Die heute so wertvollen Bestände des Museums gehen auf die Sammlungsaktiviäten des Vereins für Hamburgische Geschichte (gegründet 1839) zurück, der nach dem Abriß des Hamburger Domes und zweier Klöster Architekturfragmente sicherstellte.
 


Später wurden Teile von Häusern geborgen, die im großen Brand von 1842 vernichtet worden waren. Weitere Altertümer kamen hinzu, als 1881 ein ganzer Stadtteil im Bereich des heutigen Freihafens zugunsten der Speicherstadt abgerissen wurde. Bis 1892 war die ständig anwachsende Sammlung nur provisorisch untergebracht, und auch nach dem Einzug ins Museumsgebäude war nur ein Bruchteil dessen zu sehen, was sich den Besuchern heute bietet.

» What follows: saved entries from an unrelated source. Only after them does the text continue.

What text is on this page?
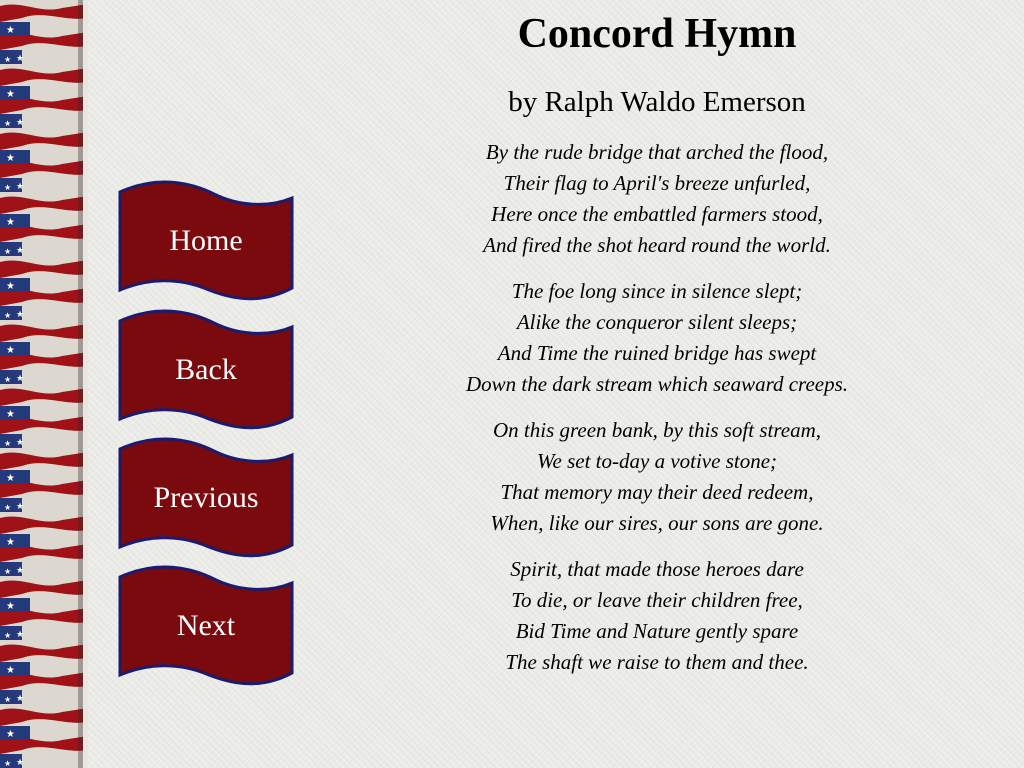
Home
Back
Previous
Next
Concord Hymn
by Ralph Waldo Emerson
By the rude bridge that arched the flood,
Their flag to April's breeze unfurled,
Here once the embattled farmers stood,
And fired the shot heard round the world.
The foe long since in silence slept;
Alike the conqueror silent sleeps;
And Time the ruined bridge has swept
Down the dark stream which seaward creeps.
On this green bank, by this soft stream,
We set to-day a votive stone;
That memory may their deed redeem,
When, like our sires, our sons are gone.
Spirit, that made those heroes dare
To die, or leave their children free,
Bid Time and Nature gently spare
The shaft we raise to them and thee.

Seitdem ist die Sammlung kontinuierlich ergänzt und in ihrer Präsentation neu konzipiert worden. Themen wie Stadtentwicklung, Hafen, Alltag und Kultur stellen sich umfassend dar und werden durch aufwendige Modelle, großräumige Inszenierungen sowie eine Fülle von historischen Gegenständen sowie Bild- und Textdokumenten anschaulich.